Да что же такое должно было произойти завтра? В ответ я услышал: «Будет унифицирована Австрия!». Что привело к этому, какие события предшествовали? Со всех сторон я по частям узнавал самые последние новости, пока не сложилась цельная картина. Она была такова. Встреча Гитлера с Шушнигом 12 февраля на Оберзальцберге настолько ободрила национал-социалистов в Австрии, что они стали еще энергичнее добиваться выполнения своих требований. Назначенным плебисцитом Шушниг хотел доказать, что большинство австрийского народа стоит на его стороне, а не на стороне Гитлера. Однако это народное «голосование», как я узнал, должно было пройти в форме народного «опроса». Оказывается, Зейсс-Инкварт, уже ставший в Вене министром внутренних дел, указал на то, что конституция Австрии народного «опроса» в такой форме, в какой его хотел провести Шушниг, не предусматривает. Федеральный канцлер не дал сбить себя с толку и известил о своем намерении Италию, Англию и Францию, а Берлин поставить в известность не счел нужным. Гитлеру пришлось узнать об этой новости из прессы и из сообщений радио. Он сразу же вызвал к себе эмиссара Клаузнера, руководителя австрийских национал-социалистов, и тот 9 марта рассказал ему подробности. Сначала фюрер дошедшим до него из Вены сообщениям верить не хотел, но теперь отреагировал молниеносно. Он почувствовал себя спровоцированным Шушнигом, увидел в его действиях нарушение Берхтесгаденского соглашения и приказал готовить вступление германских войск в Австрию. Вот что мне рассказали в Имперской канцелярии.
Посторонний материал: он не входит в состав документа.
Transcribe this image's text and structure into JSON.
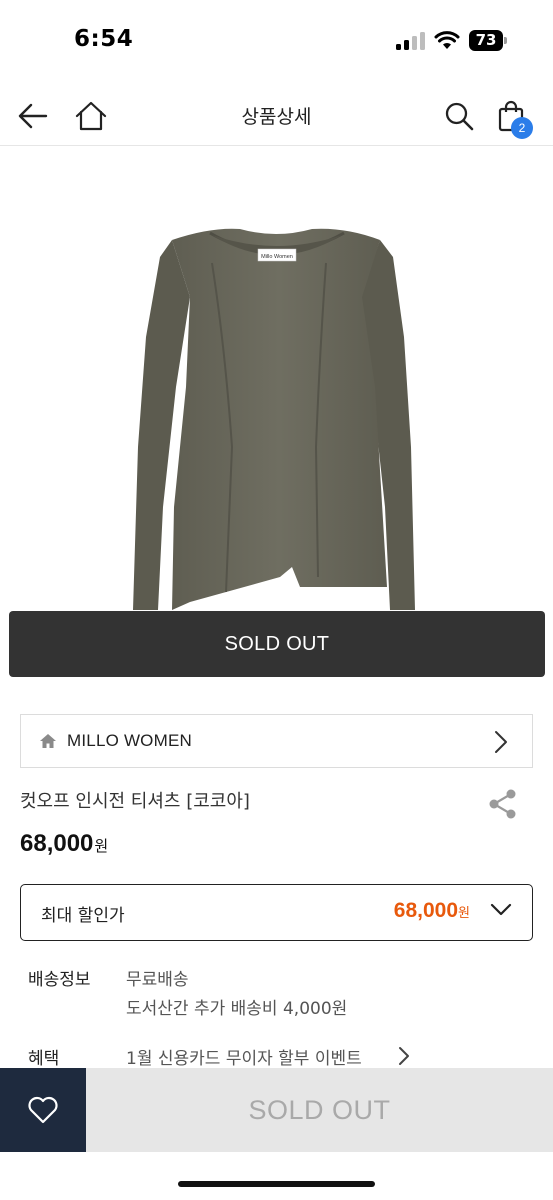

Результатом всего этого явилась порядочная неразбериха, ибо и политики, и солдаты были совершенно не подготовлены и оказались перед задачей, для решения которой обычно потребовалось бы гораздо больше времени. Гитлер вновь принял решение не после долгих размышлений, а сразу, ибо причиной этого быстрого решения послужили события в Австрии. Для поддержки он вызвал Геринга. Риббентроп в это время делал прощальные визиты в Лондоне – дополнительный признак того, что инцидент с Австрией на повестке дня не стоял и вовсе не служил (как тогда утверждалось) цели отвлечь внимание от дела Фрича.
Войдя вечером И марта в Имперскую канцелярию, я увидел Геринга активно действующим. Будучи полностью «хозяином положения», он чувствовал себя в своей стихии. Я оказался здесь как раз в тот момент, когда Шушниг заявил о своем уходе в отставку и ожидалось назначение Зейсс-Инкварта на пост федерального канцлера. Геринг непрерывно говорил с Веной по телефону, большинство этих его телефонных переговоров проходило в более или менее большой аудитории. Среди присутствующих я видел Нейрата, Бормана, Гиммлера, Геббельса, Кейтеля, Папена и Браухича.